I found this video of Yale economist Robert Shiller's chart of housing prices converted to a roller coaster ride pretty interesting. For me, there is really no way I'll be entering the real estate market anytime soon with the news that has been coming out in the last month about sub-prime lending, skyrocketing foreclosures and decreasing prices across many markets. Who else is gonna hold out for prices to come down 30-50%?


Ride the housing roller coaster! - BloggingStocks

Robert Shiller's Chart: http://www.speculativebubble.com/images/homevalues1.gif


HAHAHAHAHA

yaaaaaaaaaaah ... why don't you wait till real estate drops 30-50%... THEN buy a house...
 
btw it would take a stock market collapse... not crash... collapse... the dollar would have to be devalued at least 20 if not 40% and you would have NO job and NO money... and what little money you did have wouldn't buy you shit if real estate dropped 30-50%...

basically what i'm saying is... it aint gonna happen... why? like it or not america is still the best country to live in on earth and everyone knows that
 
Okay, but what about the fact that this is the largest housing boom ever to be recorded in history?

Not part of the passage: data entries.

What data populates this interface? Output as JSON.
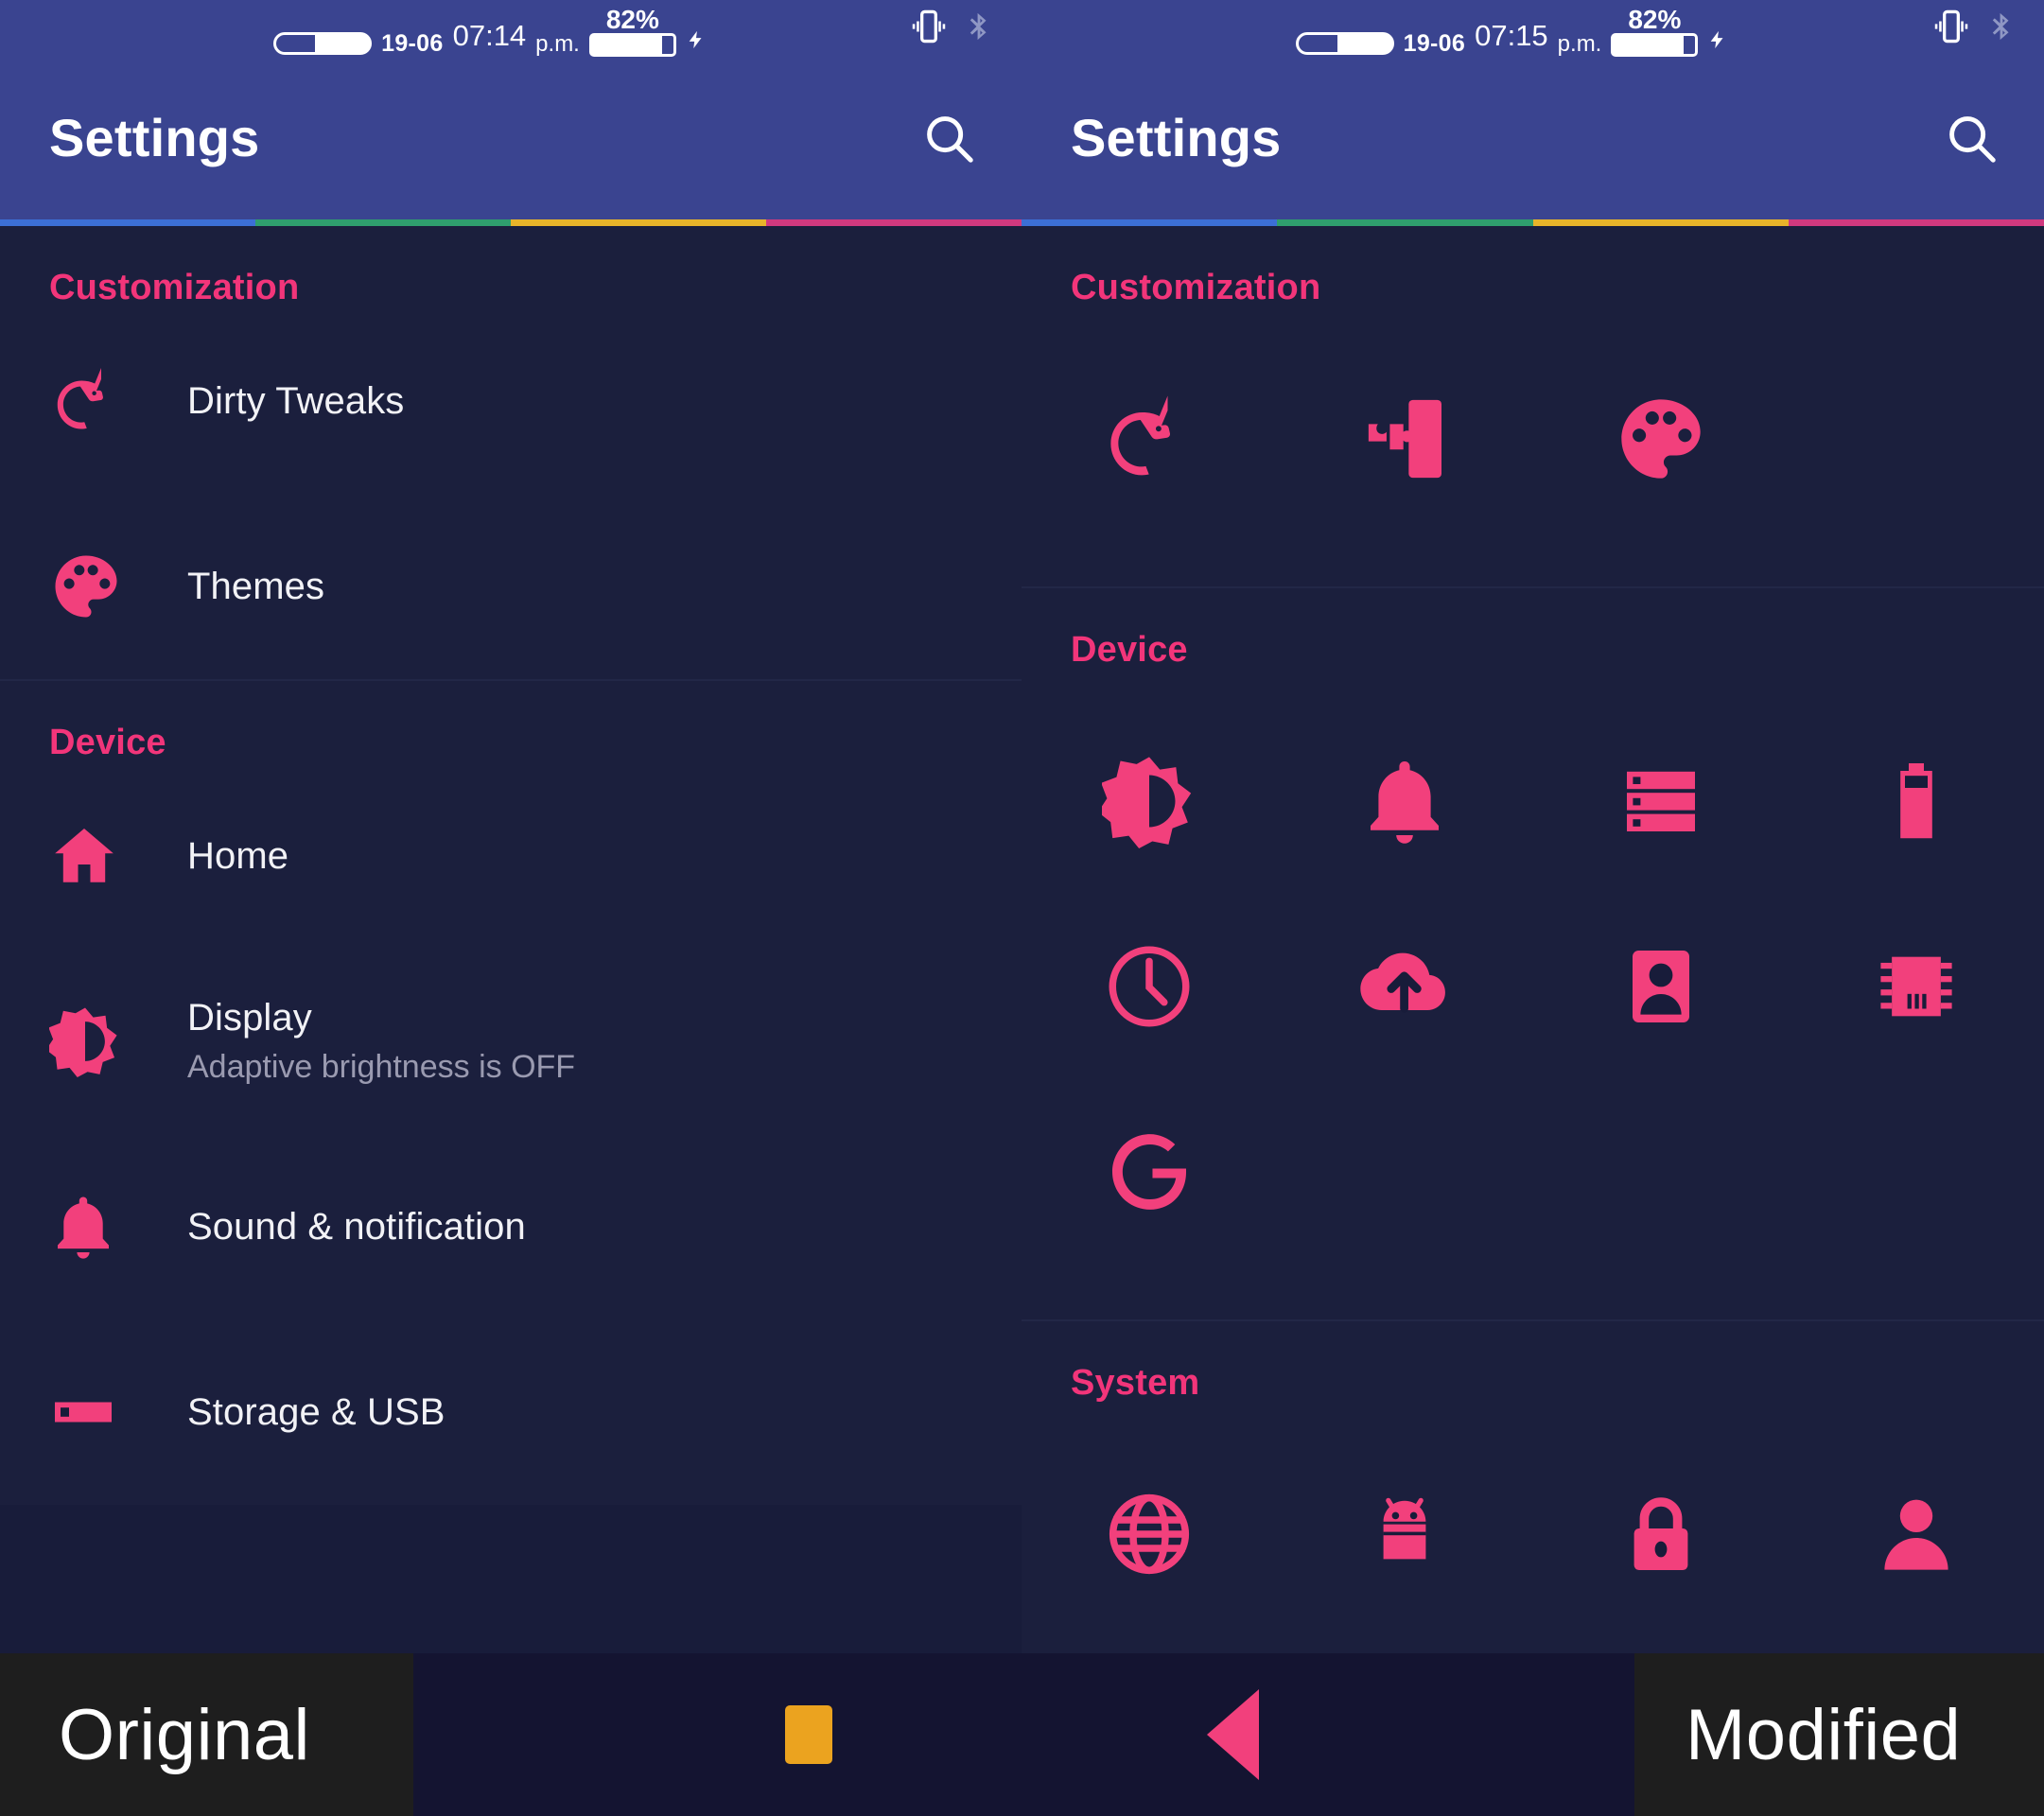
{
  "accent": {
    "pink": "#f2407c",
    "header_blue": "#3a4490",
    "bg_dark": "#181c3a",
    "card": "#1b1f3d",
    "orange": "#eba31f",
    "strip": [
      "#3c6fd6",
      "#2f9e6e",
      "#e8b42a",
      "#d1397f"
    ]
  },
  "left_panel": {
    "status": {
      "date": "19-06",
      "time": "07:14",
      "ampm": "p.m.",
      "battery_pct": "82%",
      "charging_icon": "bolt-icon",
      "vibrate_icon": "vibrate-icon",
      "bluetooth_icon": "bluetooth-icon",
      "pill_icon": "progress-pill-icon"
    },
    "appbar": {
      "title": "Settings",
      "search_icon": "search-icon"
    },
    "sections": [
      {
        "title": "Customization",
        "items": [
          {
            "label": "Dirty Tweaks",
            "sub": "",
            "icon": "unicorn-icon"
          },
          {
            "label": "Themes",
            "sub": "",
            "icon": "palette-icon"
          }
        ]
      },
      {
        "title": "Device",
        "items": [
          {
            "label": "Home",
            "sub": "",
            "icon": "home-icon"
          },
          {
            "label": "Display",
            "sub": "Adaptive brightness is OFF",
            "icon": "brightness-icon"
          },
          {
            "label": "Sound & notification",
            "sub": "",
            "icon": "bell-icon"
          },
          {
            "label": "Storage & USB",
            "sub": "",
            "icon": "storage-icon"
          }
        ]
      }
    ]
  },
  "right_panel": {
    "status": {
      "date": "19-06",
      "time": "07:15",
      "ampm": "p.m.",
      "battery_pct": "82%",
      "charging_icon": "bolt-icon",
      "vibrate_icon": "vibrate-icon",
      "bluetooth_icon": "bluetooth-icon",
      "pill_icon": "progress-pill-icon"
    },
    "appbar": {
      "title": "Settings",
      "search_icon": "search-icon"
    },
    "sections": [
      {
        "title": "Customization",
        "icons": [
          "unicorn-icon",
          "puzzle-icon",
          "palette-icon"
        ]
      },
      {
        "title": "Device",
        "icons": [
          "brightness-icon",
          "bell-icon",
          "storage-list-icon",
          "battery-icon",
          "clock-icon",
          "cloud-upload-icon",
          "contact-card-icon",
          "chip-icon",
          "google-g-icon"
        ]
      },
      {
        "title": "System",
        "icons": [
          "globe-icon",
          "android-icon",
          "lock-icon",
          "user-icon"
        ]
      }
    ]
  },
  "navbar": {
    "left_label": "Original",
    "right_label": "Modified",
    "recents_button": "recents-square-button",
    "back_button": "back-triangle-button"
  }
}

If history has proven anything, it is that what goes up must come down. How can values this high be sustained when average incomes have recorded very modest gains over the last 50 years?
The "boom" can be accredited to inflation and easy money. You can thank Alan Greenspan and his 1% interest rates in the past. He pumped way too much money into the economy, trying to over-correct for his excessive tightening in the years prior. This pushed the national median home price above the median income level, making homes unaffordable, on average.

Now, we are seeing a FED chairman who knows what he is doing, and is trying to contain inflation in the 1-2% range. Problem is, the economic-illiterate dems are pushing for easy money and higher taxes, like always, and keep thinking Bernanke is going to lower rates. This is not the case, you can expect the next rate move to be up, not down. This is based on 6 economic indicators that are largely observed by a smart Fed chairman. Last Wednesday's grilling he took from Congress pissed him off IMO. The questions were absolutely retarded, asking for more transparency etc. They basically want to know where interest rates will be going before the Fed even meets.

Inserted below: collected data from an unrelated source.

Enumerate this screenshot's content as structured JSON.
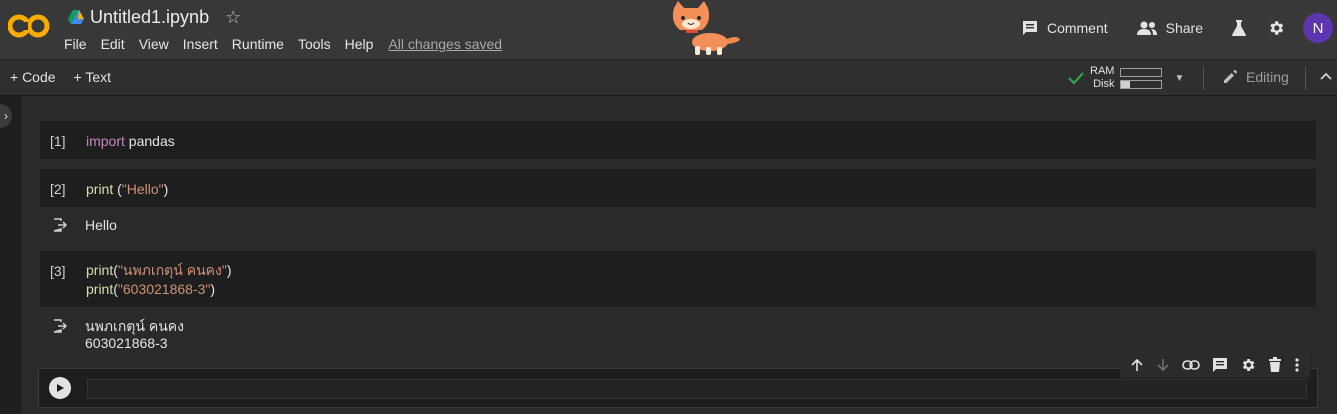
{
  "header": {
    "logo_text": "CO",
    "title": "Untitled1.ipynb",
    "menu": [
      "File",
      "Edit",
      "View",
      "Insert",
      "Runtime",
      "Tools",
      "Help"
    ],
    "save_status": "All changes saved",
    "comment_label": "Comment",
    "share_label": "Share",
    "avatar_initial": "N"
  },
  "toolbar": {
    "code_label": "+ Code",
    "text_label": "+ Text",
    "ram_label": "RAM",
    "disk_label": "Disk",
    "ram_usage": 0.0,
    "disk_usage": 0.22,
    "editing_label": "Editing"
  },
  "cells": [
    {
      "number": "[1]",
      "lines": [
        {
          "parts": [
            {
              "t": "import",
              "c": "kw"
            },
            {
              "t": " pandas",
              "c": ""
            }
          ]
        }
      ],
      "output": null
    },
    {
      "number": "[2]",
      "lines": [
        {
          "parts": [
            {
              "t": "print",
              "c": "fn"
            },
            {
              "t": " (",
              "c": ""
            },
            {
              "t": "\"Hello\"",
              "c": "str"
            },
            {
              "t": ")",
              "c": ""
            }
          ]
        }
      ],
      "output": [
        "Hello"
      ]
    },
    {
      "number": "[3]",
      "lines": [
        {
          "parts": [
            {
              "t": "print",
              "c": "fn"
            },
            {
              "t": "(",
              "c": ""
            },
            {
              "t": "\"นพภเกตุน์ คนคง\"",
              "c": "str"
            },
            {
              "t": ")",
              "c": ""
            }
          ]
        },
        {
          "parts": [
            {
              "t": "print",
              "c": "fn"
            },
            {
              "t": "(",
              "c": ""
            },
            {
              "t": "\"603021868-3\"",
              "c": "str"
            },
            {
              "t": ")",
              "c": ""
            }
          ]
        }
      ],
      "output": [
        "นพภเกตุน์ คนคง",
        "603021868-3"
      ]
    }
  ],
  "colors": {
    "accent_logo": "#f9ab00",
    "avatar_bg": "#5e35b1",
    "connected_check": "#34a853"
  }
}
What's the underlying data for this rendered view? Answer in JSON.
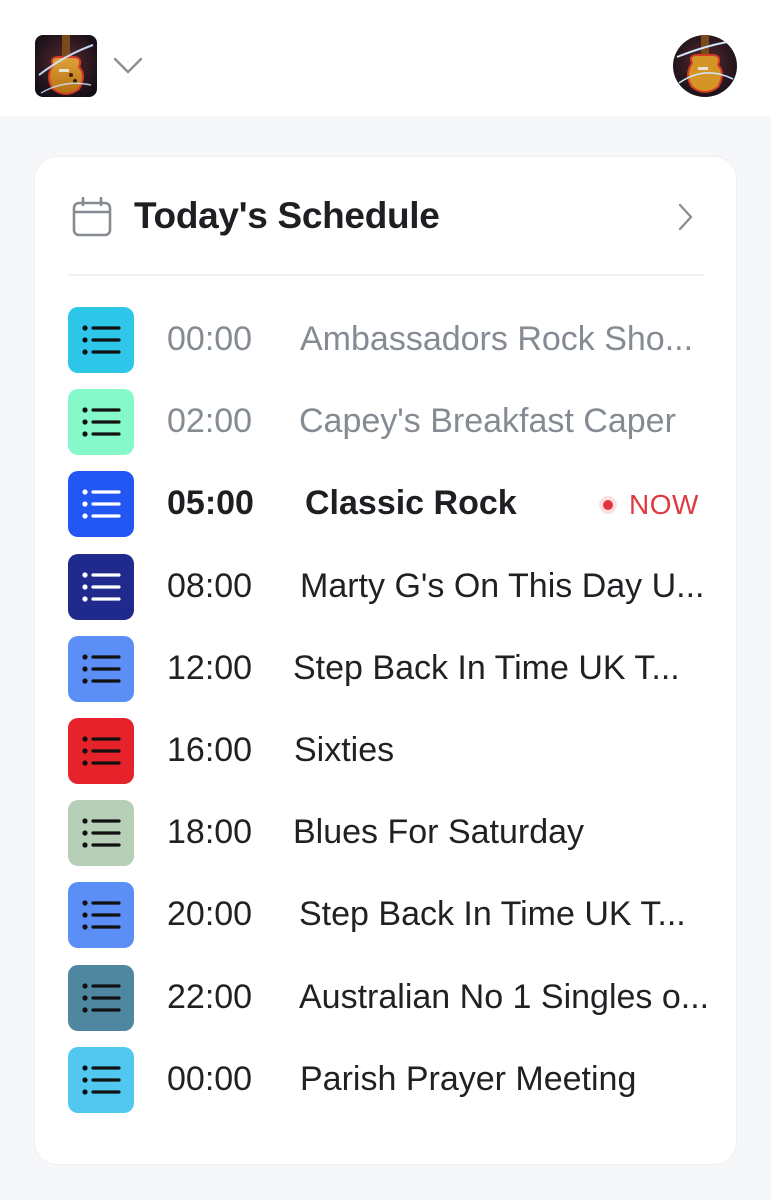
{
  "header": {
    "station_logo_alt": "Station logo (guitar artwork)",
    "station_switcher_icon": "chevron-down-icon",
    "avatar_alt": "User avatar (guitar artwork)"
  },
  "schedule_card": {
    "title": "Today's Schedule",
    "title_icon": "calendar-icon",
    "open_icon": "chevron-right-icon",
    "now_label": "NOW",
    "items": [
      {
        "time": "00:00",
        "title": "Ambassadors Rock Sho...",
        "state": "past",
        "tile_color": "#2ec7ea",
        "glyph_color": "#111111",
        "icon": "list-icon"
      },
      {
        "time": "02:00",
        "title": "Capey's Breakfast Caper",
        "state": "past",
        "tile_color": "#86f9cb",
        "glyph_color": "#111111",
        "icon": "list-icon"
      },
      {
        "time": "05:00",
        "title": "Classic Rock",
        "state": "current",
        "tile_color": "#2357f4",
        "glyph_color": "#ffffff",
        "icon": "list-icon"
      },
      {
        "time": "08:00",
        "title": "Marty G's On This Day U...",
        "state": "upcoming",
        "tile_color": "#1f2a8c",
        "glyph_color": "#ffffff",
        "icon": "list-icon"
      },
      {
        "time": "12:00",
        "title": "Step Back In Time UK T...",
        "state": "upcoming",
        "tile_color": "#5b8ff6",
        "glyph_color": "#111111",
        "icon": "list-icon"
      },
      {
        "time": "16:00",
        "title": "Sixties",
        "state": "upcoming",
        "tile_color": "#e6232b",
        "glyph_color": "#111111",
        "icon": "list-icon"
      },
      {
        "time": "18:00",
        "title": "Blues For Saturday",
        "state": "upcoming",
        "tile_color": "#b7cfb7",
        "glyph_color": "#111111",
        "icon": "list-icon"
      },
      {
        "time": "20:00",
        "title": "Step Back In Time UK T...",
        "state": "upcoming",
        "tile_color": "#5b8ff6",
        "glyph_color": "#111111",
        "icon": "list-icon"
      },
      {
        "time": "22:00",
        "title": "Australian No 1 Singles o...",
        "state": "upcoming",
        "tile_color": "#4f87a0",
        "glyph_color": "#111111",
        "icon": "list-icon"
      },
      {
        "time": "00:00",
        "title": "Parish Prayer Meeting",
        "state": "upcoming",
        "tile_color": "#52c8f1",
        "glyph_color": "#111111",
        "icon": "list-icon"
      }
    ]
  }
}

The market is just making a healthy correction to Greenspan's mess. Sub-prime lending has been going on for decades. It won't spill over into any prime+ lending or other sectors of the economy. That news will go away soon. Mortgage rates are at an all time low. Home prices are declining slightly, but I can gurandamntee you that you won't see a 30-50% price drop anywhere, except maybe in some condo\townhouse markets. Inventories are high, and of course it is a buyer's market. Flippers are crazy to do anything right now, as now is a good time for first time home buyers and investors who plan on renting out. We will see rent prices shift slightly upward in most areas of the country, as well.

Just my $.02
 
Yes, and what happens when people can't pay that debt back thanks to increasing interest rates, adjustable rate mortgages, falling home values, less buyers?

increasing rates, rates are still VERY low if look back over the past 15 years, ARMS aren't the problem its the people who wanted to keep up with the Jones's and the speculators are the ones who are causing this decline, but hey it's the American way to want what you cant afford. There is a mortgage industry newsletter we get here at the office that was talking about how over the past 5 years, ARMs have only accounted for less then 30% of the market, so you have another 70% whose rates aren't changing.

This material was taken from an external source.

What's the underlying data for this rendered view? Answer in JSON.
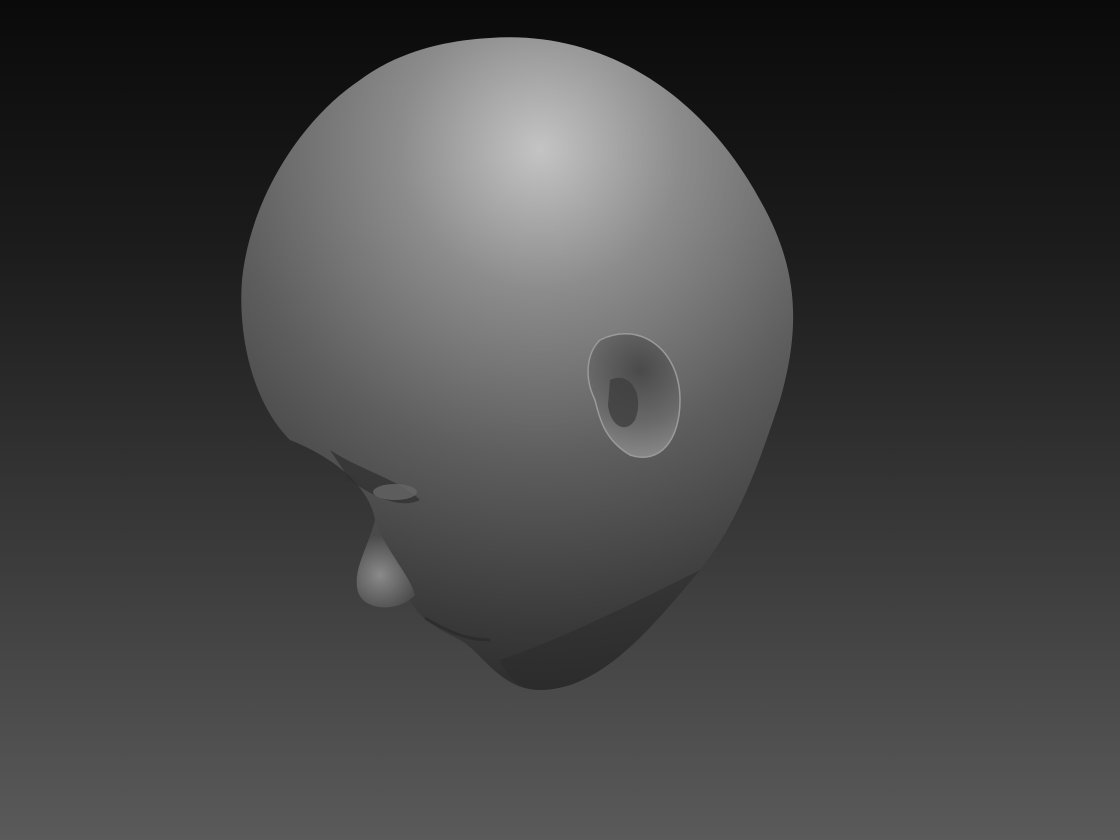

As for falling home prices and less buyers.. it really depends on what part of the country you are in, here in Texas our housing market is as strong as its been in decades, we aren't seeing the declines that California and Florida are.
People are always going to buy homes
 
Yes, and what happens when people can't pay that debt back thanks to increasing interest rates, adjustable rate mortages, falling home values, less buyers?
You won't see interest rates fall from here, only go up. They are at a low for the year. How does falling home values create less buyers? Maybe less investors, but not real buyers.